Our 1st Source reminds us that, far from being confined to a 19th century American intellectual tradition, “direct experience of transcending mystery and wonder” has been “affirmed in all cultures”.

However, it is important that we name and claim where this idea comes from within our own particular tradition. We can sometimes unintentionally remake others’ spiritual wisdom in our own image, cutting away vital aspects of experiences that are similar to but also different than our own in our effort to reduce them to fit into the mold of our own worldview. We can honor and respect one another’s wisdom, and the wisdom of other faith traditions, without stealing it or changing it to try to make it conform to our own tradition.

If we can do that, if we can approach wisdom derived from our own and others’ direct experiences with the same care and respect with which we approach the sacred itself, our spiritual lives will be enriched.

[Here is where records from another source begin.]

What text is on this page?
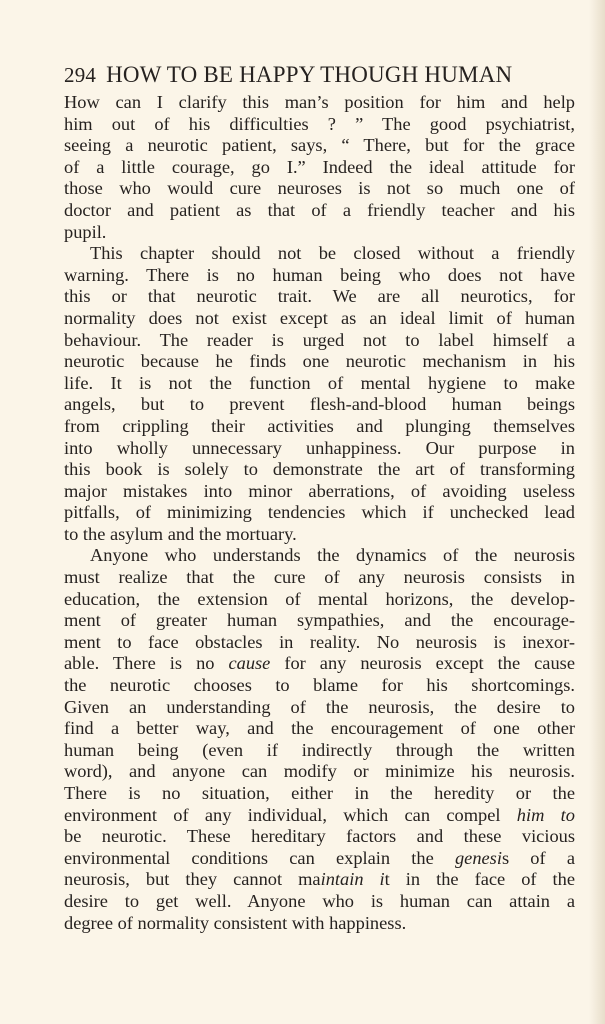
294 HOW TO BE HAPPY THOUGH HUMAN
How can I clarify this man’s position for him and help
him out of his difficulties ? ” The good psychiatrist,
seeing a neurotic patient, says, “ There, but for the grace
of a little courage, go I.” Indeed the ideal attitude for
those who would cure neuroses is not so much one of
doctor and patient as that of a friendly teacher and his
pupil.
This chapter should not be closed without a friendly
warning. There is no human being who does not have
this or that neurotic trait. We are all neurotics, for
normality does not exist except as an ideal limit of human
behaviour. The reader is urged not to label himself a
neurotic because he finds one neurotic mechanism in his
life. It is not the function of mental hygiene to make
angels, but to prevent flesh-and-blood human beings
from crippling their activities and plunging themselves
into wholly unnecessary unhappiness. Our purpose in
this book is solely to demonstrate the art of transforming
major mistakes into minor aberrations, of avoiding useless
pitfalls, of minimizing tendencies which if unchecked lead
to the asylum and the mortuary.
Anyone who understands the dynamics of the neurosis
must realize that the cure of any neurosis consists in
education, the extension of mental horizons, the develop-
ment of greater human sympathies, and the encourage-
ment to face obstacles in reality. No neurosis is inexor-
able. There is no cause for any neurosis except the cause
the neurotic chooses to blame for his shortcomings.
Given an understanding of the neurosis, the desire to
find a better way, and the encouragement of one other
human being (even if indirectly through the written
word), and anyone can modify or minimize his neurosis.
There is no situation, either in the heredity or the
environment of any individual, which can compel him to
be neurotic. These hereditary factors and these vicious
environmental conditions can explain the genesis of a
neurosis, but they cannot maintain it in the face of the
desire to get well. Anyone who is human can attain a
degree of normality consistent with happiness.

Unitarian Universalism is like a sacred pool fed by six springs, six Sources. Here, we may rest beside these living waters and be comforted and healed. Here, we may drink and be nourished and refreshed for the challenges and adventures ahead of us. And here, we may bear witness and be inspired by the visions of a better possible world reflected here.

Our 1st Source invites us into personal relationship with the forces that create and uphold life, forces at work within, between and beyond us. The wisdom you bring here through your own encounters with mystery and wonder is needed and valuable within this community.

As the Teacher in our opening story asked, “When do you feel most alive?”

Go, and do that.

May you have a close and intimate encounter with the sacred mystery of life. May you be filled with wonder that breaks your heart wide open and makes your spirit soar.May you, as some of the Christians among us say, have life, and have it abundantly.May you, as some of the pagans among us say, never hunger and never thirst. Amen and blessed be.